What influence is the Hobby Lobby decision going to have on colleges? John Rosenberg of Minding the campus reports below.

Hobby Lobby’s Impact on Colleges

As everyone knows by now, the Supreme Court has just held in Burwell v. Hobby Lobby (discussed here) that requiring the owners of a closely held family business to provide employees abortifacients that violated their sincerely held religious beliefs was barred by the Religious Freedom Restoration Act (passed virtually unanimously by a Democrat-controlled Congress and signed by a Democratic president in 1993). That act provides that substantial burdens can be placed on religion only when a no less burdensome method of achieving a compelling governmental purpose is available.
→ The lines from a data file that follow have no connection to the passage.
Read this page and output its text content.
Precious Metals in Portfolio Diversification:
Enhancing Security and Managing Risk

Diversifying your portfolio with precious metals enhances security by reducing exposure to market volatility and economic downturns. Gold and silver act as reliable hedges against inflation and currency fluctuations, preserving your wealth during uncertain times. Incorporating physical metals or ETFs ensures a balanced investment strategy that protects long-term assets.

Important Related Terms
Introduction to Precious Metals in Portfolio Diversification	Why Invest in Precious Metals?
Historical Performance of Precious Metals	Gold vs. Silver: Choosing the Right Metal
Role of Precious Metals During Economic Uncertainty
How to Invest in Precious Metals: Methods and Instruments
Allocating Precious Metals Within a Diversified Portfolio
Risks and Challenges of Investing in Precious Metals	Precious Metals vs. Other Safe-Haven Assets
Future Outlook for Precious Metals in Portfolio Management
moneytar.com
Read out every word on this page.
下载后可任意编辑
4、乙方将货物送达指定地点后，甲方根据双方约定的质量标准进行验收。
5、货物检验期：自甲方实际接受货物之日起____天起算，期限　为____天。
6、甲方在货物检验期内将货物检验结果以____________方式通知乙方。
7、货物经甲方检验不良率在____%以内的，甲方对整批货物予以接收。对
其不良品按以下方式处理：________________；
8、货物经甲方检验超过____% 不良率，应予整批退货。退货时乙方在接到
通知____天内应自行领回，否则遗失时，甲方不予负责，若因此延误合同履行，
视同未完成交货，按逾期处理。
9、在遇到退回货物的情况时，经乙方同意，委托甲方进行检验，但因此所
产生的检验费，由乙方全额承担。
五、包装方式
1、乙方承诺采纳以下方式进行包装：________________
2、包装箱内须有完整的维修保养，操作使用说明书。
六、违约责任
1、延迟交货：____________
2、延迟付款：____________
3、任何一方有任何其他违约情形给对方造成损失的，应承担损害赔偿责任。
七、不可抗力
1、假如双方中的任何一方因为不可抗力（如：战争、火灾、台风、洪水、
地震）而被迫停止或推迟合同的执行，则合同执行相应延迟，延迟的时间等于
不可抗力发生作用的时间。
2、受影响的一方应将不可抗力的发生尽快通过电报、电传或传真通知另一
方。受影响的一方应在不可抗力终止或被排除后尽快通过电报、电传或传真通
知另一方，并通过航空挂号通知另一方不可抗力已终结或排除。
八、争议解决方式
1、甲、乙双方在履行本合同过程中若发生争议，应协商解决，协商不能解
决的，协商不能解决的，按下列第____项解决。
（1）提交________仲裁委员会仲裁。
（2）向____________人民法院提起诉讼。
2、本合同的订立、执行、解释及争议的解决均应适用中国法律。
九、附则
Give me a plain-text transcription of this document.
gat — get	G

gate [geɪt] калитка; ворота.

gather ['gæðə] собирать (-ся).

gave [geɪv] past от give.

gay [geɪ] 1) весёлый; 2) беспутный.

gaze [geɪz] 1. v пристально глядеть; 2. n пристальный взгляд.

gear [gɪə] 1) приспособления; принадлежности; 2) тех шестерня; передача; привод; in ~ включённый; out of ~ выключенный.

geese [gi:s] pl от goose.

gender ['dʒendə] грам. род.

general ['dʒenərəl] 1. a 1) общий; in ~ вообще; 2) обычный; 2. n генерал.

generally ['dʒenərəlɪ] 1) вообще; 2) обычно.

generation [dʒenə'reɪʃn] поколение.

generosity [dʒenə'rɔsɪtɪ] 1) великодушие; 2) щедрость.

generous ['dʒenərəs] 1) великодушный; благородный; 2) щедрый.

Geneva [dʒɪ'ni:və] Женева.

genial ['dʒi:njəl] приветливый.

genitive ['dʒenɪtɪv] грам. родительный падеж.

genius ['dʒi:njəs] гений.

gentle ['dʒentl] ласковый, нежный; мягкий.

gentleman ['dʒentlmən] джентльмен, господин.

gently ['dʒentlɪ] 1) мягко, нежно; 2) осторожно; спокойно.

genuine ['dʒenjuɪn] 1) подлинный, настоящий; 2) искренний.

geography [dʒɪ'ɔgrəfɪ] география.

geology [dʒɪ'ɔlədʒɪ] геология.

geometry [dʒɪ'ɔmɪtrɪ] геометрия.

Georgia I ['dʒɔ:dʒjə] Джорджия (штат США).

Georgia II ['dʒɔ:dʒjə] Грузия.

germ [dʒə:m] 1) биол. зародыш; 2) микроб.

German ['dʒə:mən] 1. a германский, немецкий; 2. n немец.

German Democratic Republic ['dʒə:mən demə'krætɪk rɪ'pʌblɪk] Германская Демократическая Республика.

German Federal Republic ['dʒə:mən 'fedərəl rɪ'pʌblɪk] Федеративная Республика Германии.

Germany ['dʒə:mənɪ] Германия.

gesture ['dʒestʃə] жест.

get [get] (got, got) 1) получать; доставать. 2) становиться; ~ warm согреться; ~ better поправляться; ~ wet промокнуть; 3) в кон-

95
This rather unremarkable result has been greeted by the left’s customary hysteria, most of it featuring renewed chanting of the “War on Women!” mantra characterized by a deep misunderstanding of corporations, both profit and non-profit. Largely unappreciated amid all this sound and fury over whether corporations are “persons,” however, lie some serious threats to an important segment of higher education, religiously affiliated colleges and universities. These threats have been imminent ever since Obama came to office (for discussions of those threats see “IS ANOTHER FUROR OVER RELIGIOUS LIBERTY COMING?” and “OBAMA’S END RUN AROUND ENDA”), but now they are much more clear and present. According to the Becket Fund For Religious Liberty there are 27 institutions of higher learning currently involved in litigation against the HHS mandate. (A list of the institutions and all other pending cases is here.)